In 2002, a Taliban fighter tried to shoot him during a visit to southern Kandahar city -- his birthplace and the stronghold of Taliban insurgents.
That attack and the assassination of one of Karzai''s deputies in broad daylight in Kabul, prompted Washington, the president''s staunch supporter, to provide him protection with scores of U.S. security guards.
In the face of criticism by some Afghans over the protection by U.S. body guards, Karzai publicly relies largely on his American-trained Afghan security apparatus.
The president is known as the ;mayor of Kabul; to his critics, who say his power does not extend much beyond his palace, which hides behind sandbag ramparts, concrete blocks, razor wire and machine-gun nests in the capital.
PRIOR KNOWLEDGE? A government official, who declined to be identified because he feared he was breaching security protocol, said Karzai had been notified that militants might attempt a rocket attack during his visit to Ghazni province, southwest of Kabul, on Sunday.
Spokesman Ahmad declined to comment on Karzai''s prior intelligence but said threats are constant.
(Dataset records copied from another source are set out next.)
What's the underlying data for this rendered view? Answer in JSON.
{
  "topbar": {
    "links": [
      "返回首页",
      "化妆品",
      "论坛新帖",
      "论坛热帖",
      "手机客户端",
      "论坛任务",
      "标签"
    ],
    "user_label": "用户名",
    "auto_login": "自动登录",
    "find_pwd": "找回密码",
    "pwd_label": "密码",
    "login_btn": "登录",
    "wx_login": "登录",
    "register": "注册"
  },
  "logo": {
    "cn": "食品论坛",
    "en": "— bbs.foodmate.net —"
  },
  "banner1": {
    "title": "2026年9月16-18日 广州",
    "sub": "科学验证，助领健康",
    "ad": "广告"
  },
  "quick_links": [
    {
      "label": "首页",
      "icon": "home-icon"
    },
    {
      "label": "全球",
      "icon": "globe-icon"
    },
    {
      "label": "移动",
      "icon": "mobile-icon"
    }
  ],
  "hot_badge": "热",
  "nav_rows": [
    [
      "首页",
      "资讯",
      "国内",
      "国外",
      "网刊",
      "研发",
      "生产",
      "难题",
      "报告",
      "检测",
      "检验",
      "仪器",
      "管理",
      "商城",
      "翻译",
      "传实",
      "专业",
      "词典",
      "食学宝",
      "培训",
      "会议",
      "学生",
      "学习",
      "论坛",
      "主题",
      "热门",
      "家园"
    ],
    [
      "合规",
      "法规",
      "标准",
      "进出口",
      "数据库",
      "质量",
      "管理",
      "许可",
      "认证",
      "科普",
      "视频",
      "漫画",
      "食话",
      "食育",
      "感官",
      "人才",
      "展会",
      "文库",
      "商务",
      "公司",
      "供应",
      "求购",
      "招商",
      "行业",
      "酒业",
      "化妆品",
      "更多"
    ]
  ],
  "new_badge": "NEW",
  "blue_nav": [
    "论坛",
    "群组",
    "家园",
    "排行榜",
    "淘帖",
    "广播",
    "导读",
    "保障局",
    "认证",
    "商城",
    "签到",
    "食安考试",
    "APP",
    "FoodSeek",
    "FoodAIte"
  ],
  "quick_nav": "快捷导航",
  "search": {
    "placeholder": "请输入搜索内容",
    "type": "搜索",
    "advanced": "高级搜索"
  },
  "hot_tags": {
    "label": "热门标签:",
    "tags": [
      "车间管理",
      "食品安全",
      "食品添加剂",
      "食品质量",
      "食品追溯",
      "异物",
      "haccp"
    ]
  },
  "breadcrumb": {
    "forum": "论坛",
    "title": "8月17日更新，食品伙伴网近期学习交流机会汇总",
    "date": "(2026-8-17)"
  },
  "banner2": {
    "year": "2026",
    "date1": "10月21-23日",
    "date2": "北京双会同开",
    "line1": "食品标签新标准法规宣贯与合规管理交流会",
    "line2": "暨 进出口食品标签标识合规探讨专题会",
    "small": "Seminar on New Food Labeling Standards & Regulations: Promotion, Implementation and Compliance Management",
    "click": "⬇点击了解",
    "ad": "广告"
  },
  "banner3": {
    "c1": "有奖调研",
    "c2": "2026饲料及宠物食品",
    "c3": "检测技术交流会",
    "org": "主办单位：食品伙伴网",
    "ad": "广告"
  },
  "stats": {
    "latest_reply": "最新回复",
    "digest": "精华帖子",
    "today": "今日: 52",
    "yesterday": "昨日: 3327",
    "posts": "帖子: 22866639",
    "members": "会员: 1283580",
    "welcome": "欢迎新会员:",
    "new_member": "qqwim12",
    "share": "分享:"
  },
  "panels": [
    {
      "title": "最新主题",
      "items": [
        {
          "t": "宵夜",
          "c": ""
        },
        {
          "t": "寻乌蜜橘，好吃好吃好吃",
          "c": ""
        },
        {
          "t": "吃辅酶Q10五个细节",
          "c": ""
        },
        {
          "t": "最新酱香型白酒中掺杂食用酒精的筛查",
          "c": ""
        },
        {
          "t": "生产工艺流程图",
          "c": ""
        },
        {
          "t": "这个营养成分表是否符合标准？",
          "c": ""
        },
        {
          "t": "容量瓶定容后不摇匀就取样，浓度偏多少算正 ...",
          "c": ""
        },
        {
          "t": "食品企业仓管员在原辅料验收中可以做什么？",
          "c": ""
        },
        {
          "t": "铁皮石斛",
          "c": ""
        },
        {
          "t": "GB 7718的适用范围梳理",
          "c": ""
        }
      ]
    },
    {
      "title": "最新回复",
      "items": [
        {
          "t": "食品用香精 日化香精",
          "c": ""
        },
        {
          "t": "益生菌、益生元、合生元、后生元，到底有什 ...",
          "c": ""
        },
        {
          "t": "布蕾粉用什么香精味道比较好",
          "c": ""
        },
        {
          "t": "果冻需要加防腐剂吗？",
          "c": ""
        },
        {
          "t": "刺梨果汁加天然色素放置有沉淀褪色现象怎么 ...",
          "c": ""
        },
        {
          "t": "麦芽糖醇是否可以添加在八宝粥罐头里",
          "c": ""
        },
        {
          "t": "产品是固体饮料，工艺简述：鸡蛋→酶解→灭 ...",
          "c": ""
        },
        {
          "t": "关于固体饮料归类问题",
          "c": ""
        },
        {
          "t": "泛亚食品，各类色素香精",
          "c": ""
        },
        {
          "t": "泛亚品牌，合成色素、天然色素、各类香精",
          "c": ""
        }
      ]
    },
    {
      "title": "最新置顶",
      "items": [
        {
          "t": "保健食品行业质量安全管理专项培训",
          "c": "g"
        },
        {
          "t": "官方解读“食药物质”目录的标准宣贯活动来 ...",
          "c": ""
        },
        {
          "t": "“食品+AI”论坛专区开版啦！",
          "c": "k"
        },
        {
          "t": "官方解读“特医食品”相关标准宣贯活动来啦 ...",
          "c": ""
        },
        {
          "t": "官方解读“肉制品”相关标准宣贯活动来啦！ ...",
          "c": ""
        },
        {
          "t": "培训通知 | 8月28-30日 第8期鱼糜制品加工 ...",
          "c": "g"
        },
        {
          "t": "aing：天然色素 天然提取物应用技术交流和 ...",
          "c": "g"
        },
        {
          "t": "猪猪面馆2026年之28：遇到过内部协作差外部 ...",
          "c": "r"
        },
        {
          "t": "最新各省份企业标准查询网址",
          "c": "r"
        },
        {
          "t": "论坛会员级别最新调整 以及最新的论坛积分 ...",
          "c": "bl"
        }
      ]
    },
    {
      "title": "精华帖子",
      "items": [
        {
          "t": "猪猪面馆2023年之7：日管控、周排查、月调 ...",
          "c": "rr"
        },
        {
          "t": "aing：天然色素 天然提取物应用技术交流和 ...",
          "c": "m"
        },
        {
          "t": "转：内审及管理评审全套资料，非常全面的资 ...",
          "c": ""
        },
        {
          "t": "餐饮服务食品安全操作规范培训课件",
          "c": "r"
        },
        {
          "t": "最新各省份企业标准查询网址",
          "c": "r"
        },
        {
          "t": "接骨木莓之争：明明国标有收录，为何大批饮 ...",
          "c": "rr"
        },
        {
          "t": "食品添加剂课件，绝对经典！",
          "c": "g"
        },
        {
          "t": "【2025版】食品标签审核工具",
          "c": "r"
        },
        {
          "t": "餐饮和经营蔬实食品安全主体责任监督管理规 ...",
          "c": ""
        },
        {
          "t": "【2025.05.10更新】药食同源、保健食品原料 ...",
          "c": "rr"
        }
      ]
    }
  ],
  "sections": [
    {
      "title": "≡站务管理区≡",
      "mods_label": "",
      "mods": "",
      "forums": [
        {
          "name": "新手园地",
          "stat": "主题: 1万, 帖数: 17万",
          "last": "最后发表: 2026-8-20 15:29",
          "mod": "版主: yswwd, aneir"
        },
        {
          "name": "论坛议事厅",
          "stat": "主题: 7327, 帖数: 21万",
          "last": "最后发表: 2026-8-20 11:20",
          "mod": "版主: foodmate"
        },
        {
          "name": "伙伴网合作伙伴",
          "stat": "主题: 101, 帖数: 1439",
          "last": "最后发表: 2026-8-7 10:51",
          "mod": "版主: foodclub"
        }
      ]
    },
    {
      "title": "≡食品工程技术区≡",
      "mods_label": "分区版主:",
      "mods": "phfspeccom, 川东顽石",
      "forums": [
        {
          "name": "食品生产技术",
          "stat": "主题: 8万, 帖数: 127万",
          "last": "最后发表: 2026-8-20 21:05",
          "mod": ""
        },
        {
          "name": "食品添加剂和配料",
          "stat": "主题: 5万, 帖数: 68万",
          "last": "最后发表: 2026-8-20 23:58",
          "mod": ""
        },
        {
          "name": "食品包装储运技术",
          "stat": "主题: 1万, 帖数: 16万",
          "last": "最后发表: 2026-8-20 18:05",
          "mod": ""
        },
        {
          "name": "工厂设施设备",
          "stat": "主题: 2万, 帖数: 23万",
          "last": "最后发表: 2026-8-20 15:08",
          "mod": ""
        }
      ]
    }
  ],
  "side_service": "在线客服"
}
"Rocket attacks are something normal for him," Ahmad said, noting that for several years in the 1990s rockets rained down on parts of Kabul.
"For an Afghan, when a rocket lands close by their house, no one flinches. They keep watching their TV.;" Karzai had been in Ghazni to speak to elders of impoverished Andar district at a government building. Another government official and an eyewitness said the audience began to flee when the rockets crashed down several hundred metres away, but Karzai urged them to stay and finished his speech.
Despite winning a historic mandate in the country''s first ever presidential elections in 2004, Karzai has been politically weakened by a resurgent Taliban, widespread corruption and constant battles with parliament.